Householders are being urged to consider customer service scores as well as price when switching to a new supplier.

What has gone wrong for small suppliers?

In the past year, a number of small energy suppliers have gone bust, including Spark EnergyExtra EnergyFuture Energy, National Gas and Power, Iresa Energy, Gen4U, One Select, Usio Energy and most recently Economy Energy.

Many have struggled with dealing with customers’ queries and complaints, leading to scrutiny from the Ofgem. According to Ellen Fraser, energy analyst at Baringa Partners, some simply ran out of cash.

“It is a very cash intensive market,” she said, pointing out that energy is bought upfront with the money from customer bills coming in later. Some did not understand that dynamic.”
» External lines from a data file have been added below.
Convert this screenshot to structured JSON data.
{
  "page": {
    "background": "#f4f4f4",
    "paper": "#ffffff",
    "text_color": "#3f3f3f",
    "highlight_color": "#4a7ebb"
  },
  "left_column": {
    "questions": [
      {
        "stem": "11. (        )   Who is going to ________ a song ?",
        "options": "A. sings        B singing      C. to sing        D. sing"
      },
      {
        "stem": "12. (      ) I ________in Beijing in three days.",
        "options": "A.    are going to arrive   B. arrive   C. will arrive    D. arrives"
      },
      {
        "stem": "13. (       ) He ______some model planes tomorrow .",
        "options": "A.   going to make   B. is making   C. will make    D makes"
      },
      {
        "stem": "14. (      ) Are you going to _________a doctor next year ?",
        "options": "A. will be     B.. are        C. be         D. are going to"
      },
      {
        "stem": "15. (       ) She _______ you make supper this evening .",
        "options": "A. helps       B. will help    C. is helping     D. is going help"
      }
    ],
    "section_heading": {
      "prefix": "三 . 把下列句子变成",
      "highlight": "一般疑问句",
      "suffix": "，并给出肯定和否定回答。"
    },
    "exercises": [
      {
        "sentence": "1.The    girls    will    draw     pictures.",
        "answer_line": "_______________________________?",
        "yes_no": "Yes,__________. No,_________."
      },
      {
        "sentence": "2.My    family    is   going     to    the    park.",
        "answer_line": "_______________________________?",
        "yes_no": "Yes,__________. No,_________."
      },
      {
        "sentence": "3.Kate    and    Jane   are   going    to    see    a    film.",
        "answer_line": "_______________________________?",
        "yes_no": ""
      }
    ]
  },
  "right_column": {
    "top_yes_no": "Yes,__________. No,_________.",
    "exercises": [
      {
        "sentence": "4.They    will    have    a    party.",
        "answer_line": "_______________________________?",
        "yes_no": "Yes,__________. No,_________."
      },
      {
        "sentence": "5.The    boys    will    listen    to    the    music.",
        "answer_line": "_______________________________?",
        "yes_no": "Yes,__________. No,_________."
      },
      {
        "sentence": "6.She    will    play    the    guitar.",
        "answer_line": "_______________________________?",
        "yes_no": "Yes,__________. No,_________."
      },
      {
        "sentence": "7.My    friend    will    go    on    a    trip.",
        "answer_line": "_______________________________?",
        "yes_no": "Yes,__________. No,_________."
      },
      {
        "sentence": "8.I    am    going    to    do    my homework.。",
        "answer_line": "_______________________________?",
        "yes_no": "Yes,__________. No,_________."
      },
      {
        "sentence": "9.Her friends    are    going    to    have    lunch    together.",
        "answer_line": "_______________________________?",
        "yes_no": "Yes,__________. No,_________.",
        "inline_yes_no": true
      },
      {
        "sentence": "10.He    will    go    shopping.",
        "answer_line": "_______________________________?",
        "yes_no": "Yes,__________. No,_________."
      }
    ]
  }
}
She said that rising wholesale prices and higher winter costs could see up to 10 more suppliers collapse. At its peak there were more than 70 businesses vying for domestic customers. That has fallen to 60.

A few years ago, there were only a dozen or so, and some suppliers have come unstuck by offering deals that take them to the top of the “best buy” lists on price comparison websites.

Ms Fraser said energy was a complex market, serving complex customers on different tariffs. Some businesses had tried to grow quickly, taking on thousands of customers, but had struggled with the logistics involved.

Julie Palmer, of corporate recovery specialists Begbies Traynor, said there had been a clear rise in utility companies in “significant financial distress”.

“We may well expect more competitors going to the wall in 2019,” she said. Even energy minister Claire Perry was reported to have said much the same at a recent conference.

Earlier this week, Mary Starks, from Ofgem, told the BBC that there was “room for improvement” in the licensing regime so businesses were properly vetted before they started competing for customers.

How does the new price cap affect things?

Typically, the cap – introduced on 1 January – means that typical usage by a dual fuel customer paying by direct debit will cost no more than £1,137 a year.

However, this only applies to default tariffs (also called standard variable tariffs), so is designed to protect those who have remained on the same deal for years, rather than those who have shopped around.

Research by auto-switching service Look After My Bills suggests that there are 66 tariffs that are more expensive than the cap. They are mostly fixed deals, so are not subject to the cap.

“The price cap was a welcome step to protecting consumers on extortionate standard tariffs,” said head of research Lily Green.

“Fixed deals are often seen as the sure fire way to get a good price. But locking people into a fixed deal hundreds of pounds pricier than the cap, with a hefty exit fee is a pretty shameless move by suppliers.

“With the complexities around tariffs and big changes to the industry, it is becoming harder and harder to know you’re making the right choice as consumer.”

That complexity will continue if, as expected, Ofgem raises the cap on default tariffs in England, Scotland and Wales in April. Northern Ireland has its own regulator and price cap.

Andrew Long, founder of another automatic switching site – Switchcraft – said that the cap had already led to a clustering of prices.

The difference between the cheapest and most expensive tariffs had fallen from about £300 a year to less than £200, he said.

Some say this is an argument against the price cap, as it could reduce price competition, to the detriment of active customers.

What happens next?

Automatic switching sites are likely to become more popular, but they are also expected to attract greater attention from the regulator.

These services move customers automatically onto the best option when their fixed deal expires, but this is judged on price rather than customer service.

At a time when suppliers are going bust, householders are being urged to consider customer service scores when choosing their gas and electricity provider. Organisations such as Citizens Advice rank suppliers on criteria such as switching and billing.